BY Robert BellPublished Oct 8, 2010

Aside from the obvious Grindhouse kitsch factor of lumping two B-movies together on DVD, dividing them with confection stand commercials and adding trailers for other terrible-looking Roger Corman entries, The Evil and Twice Dead have the added benefit of being haunted house movies a decade apart. The relevance is that both films are very much a product of their times, not only amusing unintentionally, but also providing a retrospective on the dominant cultural values of the '70s and '80s, respectively. The Evil finds C.J Arnold (Richard Crenna) and wife Dr. Caroline Arnold (Joanna Pettet) renovating a notorious, uninhabited, old mansion for a proposed drug rehabilitation centre.

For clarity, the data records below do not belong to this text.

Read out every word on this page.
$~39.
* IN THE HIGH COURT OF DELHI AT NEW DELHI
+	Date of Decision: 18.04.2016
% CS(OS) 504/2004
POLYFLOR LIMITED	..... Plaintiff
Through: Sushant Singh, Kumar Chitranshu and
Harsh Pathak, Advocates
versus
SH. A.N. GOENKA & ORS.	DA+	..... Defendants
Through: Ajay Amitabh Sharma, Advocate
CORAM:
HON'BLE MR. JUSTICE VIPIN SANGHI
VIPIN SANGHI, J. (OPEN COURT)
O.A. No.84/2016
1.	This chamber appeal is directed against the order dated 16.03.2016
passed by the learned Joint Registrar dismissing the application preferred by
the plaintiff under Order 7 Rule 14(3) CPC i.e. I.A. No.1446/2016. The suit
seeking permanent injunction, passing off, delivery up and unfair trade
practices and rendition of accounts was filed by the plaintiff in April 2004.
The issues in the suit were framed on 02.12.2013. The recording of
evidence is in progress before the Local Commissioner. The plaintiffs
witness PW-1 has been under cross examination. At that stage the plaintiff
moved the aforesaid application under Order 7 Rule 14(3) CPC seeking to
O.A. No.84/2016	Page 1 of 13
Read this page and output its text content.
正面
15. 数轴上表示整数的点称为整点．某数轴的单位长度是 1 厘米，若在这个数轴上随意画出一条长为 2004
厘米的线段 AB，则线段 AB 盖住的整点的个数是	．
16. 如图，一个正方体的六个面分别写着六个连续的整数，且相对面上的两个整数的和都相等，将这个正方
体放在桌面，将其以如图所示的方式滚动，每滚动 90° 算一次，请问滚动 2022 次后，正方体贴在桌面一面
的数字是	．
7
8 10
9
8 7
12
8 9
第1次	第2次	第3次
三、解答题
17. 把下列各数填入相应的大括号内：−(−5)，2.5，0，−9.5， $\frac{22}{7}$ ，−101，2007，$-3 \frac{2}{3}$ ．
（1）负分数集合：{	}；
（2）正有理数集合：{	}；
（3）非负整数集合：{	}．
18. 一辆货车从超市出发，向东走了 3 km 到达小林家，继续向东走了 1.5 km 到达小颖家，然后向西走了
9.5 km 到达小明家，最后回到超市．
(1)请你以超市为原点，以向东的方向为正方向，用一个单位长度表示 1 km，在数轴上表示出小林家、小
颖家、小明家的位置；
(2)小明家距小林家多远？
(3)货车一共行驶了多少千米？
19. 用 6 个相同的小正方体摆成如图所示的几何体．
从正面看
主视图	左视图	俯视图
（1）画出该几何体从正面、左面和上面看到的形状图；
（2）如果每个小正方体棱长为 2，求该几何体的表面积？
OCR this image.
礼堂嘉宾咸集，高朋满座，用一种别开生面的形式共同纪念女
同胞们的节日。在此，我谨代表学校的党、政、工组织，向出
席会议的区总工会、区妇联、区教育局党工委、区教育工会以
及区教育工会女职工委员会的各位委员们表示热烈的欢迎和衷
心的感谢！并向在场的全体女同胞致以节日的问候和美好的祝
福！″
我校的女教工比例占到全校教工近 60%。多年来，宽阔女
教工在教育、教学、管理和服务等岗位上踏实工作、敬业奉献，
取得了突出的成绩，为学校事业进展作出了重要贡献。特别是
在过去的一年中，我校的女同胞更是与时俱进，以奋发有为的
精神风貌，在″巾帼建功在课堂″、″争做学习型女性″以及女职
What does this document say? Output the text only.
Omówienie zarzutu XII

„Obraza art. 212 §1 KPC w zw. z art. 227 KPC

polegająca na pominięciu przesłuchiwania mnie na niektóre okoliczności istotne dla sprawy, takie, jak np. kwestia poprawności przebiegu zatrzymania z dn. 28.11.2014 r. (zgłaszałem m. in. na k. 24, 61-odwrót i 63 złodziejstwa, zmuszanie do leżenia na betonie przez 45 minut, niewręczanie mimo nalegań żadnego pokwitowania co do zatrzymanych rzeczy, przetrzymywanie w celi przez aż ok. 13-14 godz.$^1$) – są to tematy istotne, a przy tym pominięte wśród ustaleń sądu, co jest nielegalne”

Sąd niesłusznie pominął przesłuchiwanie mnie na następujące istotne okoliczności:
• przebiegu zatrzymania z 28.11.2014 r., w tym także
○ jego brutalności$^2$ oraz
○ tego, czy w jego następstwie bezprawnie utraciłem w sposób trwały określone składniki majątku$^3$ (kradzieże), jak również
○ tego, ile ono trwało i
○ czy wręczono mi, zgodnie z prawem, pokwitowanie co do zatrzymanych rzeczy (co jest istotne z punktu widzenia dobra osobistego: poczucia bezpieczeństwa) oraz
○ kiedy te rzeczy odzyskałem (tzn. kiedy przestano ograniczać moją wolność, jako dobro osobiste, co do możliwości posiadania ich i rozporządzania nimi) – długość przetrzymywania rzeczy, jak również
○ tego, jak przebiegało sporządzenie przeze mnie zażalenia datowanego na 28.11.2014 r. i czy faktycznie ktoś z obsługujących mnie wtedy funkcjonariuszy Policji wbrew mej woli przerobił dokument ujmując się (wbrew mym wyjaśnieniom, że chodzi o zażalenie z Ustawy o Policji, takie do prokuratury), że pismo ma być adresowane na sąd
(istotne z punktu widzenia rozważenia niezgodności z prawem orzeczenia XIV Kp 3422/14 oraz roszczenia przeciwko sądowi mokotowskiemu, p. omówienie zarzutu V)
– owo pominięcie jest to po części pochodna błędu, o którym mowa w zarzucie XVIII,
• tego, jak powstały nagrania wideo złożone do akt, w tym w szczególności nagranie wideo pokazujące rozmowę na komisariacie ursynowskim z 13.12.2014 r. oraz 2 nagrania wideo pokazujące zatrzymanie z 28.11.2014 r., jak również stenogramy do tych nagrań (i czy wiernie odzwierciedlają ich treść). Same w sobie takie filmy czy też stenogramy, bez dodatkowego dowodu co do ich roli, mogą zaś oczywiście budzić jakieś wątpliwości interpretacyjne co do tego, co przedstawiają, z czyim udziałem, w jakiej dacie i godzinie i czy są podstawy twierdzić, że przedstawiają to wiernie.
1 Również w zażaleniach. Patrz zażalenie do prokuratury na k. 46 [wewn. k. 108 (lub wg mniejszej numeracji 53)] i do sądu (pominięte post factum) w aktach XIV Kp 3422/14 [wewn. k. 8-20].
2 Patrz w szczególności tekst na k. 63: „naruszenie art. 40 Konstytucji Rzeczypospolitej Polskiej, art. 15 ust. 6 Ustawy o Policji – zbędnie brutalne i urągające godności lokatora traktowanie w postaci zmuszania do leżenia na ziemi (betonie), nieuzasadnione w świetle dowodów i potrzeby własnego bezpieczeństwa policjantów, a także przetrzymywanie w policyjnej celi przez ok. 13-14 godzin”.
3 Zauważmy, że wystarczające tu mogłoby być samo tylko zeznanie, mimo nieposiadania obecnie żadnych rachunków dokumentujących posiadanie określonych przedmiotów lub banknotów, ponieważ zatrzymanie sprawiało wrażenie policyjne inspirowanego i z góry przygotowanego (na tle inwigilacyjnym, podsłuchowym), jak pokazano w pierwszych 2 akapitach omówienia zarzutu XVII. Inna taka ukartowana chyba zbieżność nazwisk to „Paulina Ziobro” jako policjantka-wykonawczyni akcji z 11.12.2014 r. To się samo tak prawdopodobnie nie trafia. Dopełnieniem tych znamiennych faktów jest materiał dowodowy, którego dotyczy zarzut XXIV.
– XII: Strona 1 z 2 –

Aided by a multi-generational, multicultural gang of reformed addicts and promiscuous students, everyone works together harmoniously until religious imagery threatens to punish them for their sins. Unsurprisingly, given the popular communal movement of the times, the home representation is that of an untraditional, ersatz family threatened by traditionalist morals. Furthermore, despite building up tension effectively and featuring some creative death scenes, the standout moments tend to be of an awkward sexist nature, with women becoming hysterical and having their clothes torn off by invisible ghosts. It's a far more dignified film than Twice Dead, however. This '80s entry features a family moving into an inherited home in a transient neighbourhood after struggling with bankruptcy, only to discover a potential haunting. The decade's typical themes of a traditional unit in peril apply, with neighbouring punks threatening teens Scott (Tom Bresnahan) and Robin (scream queen Jill Whitlow) with violence and rape, along with the anxiety of a failed patriarch. Essentially, unethical youths without active parents threaten the sanctity of a tightly bound family put to the test by inconsistent, changing times. More amusingly, the film features characters that exist only to show their tits and subsequently get killed, along with an obese man on a motorcycle provocatively mutilating a female mannequin. Cheesy '80s music and half-shirts flesh out the camp, making this the naff dessert to the mostly serious The Evil. Along with writer/director commentary on both films, an interview with Jill Whitlow is included, where she discusses making this film, as well as Night of the Creeps and Weird Science.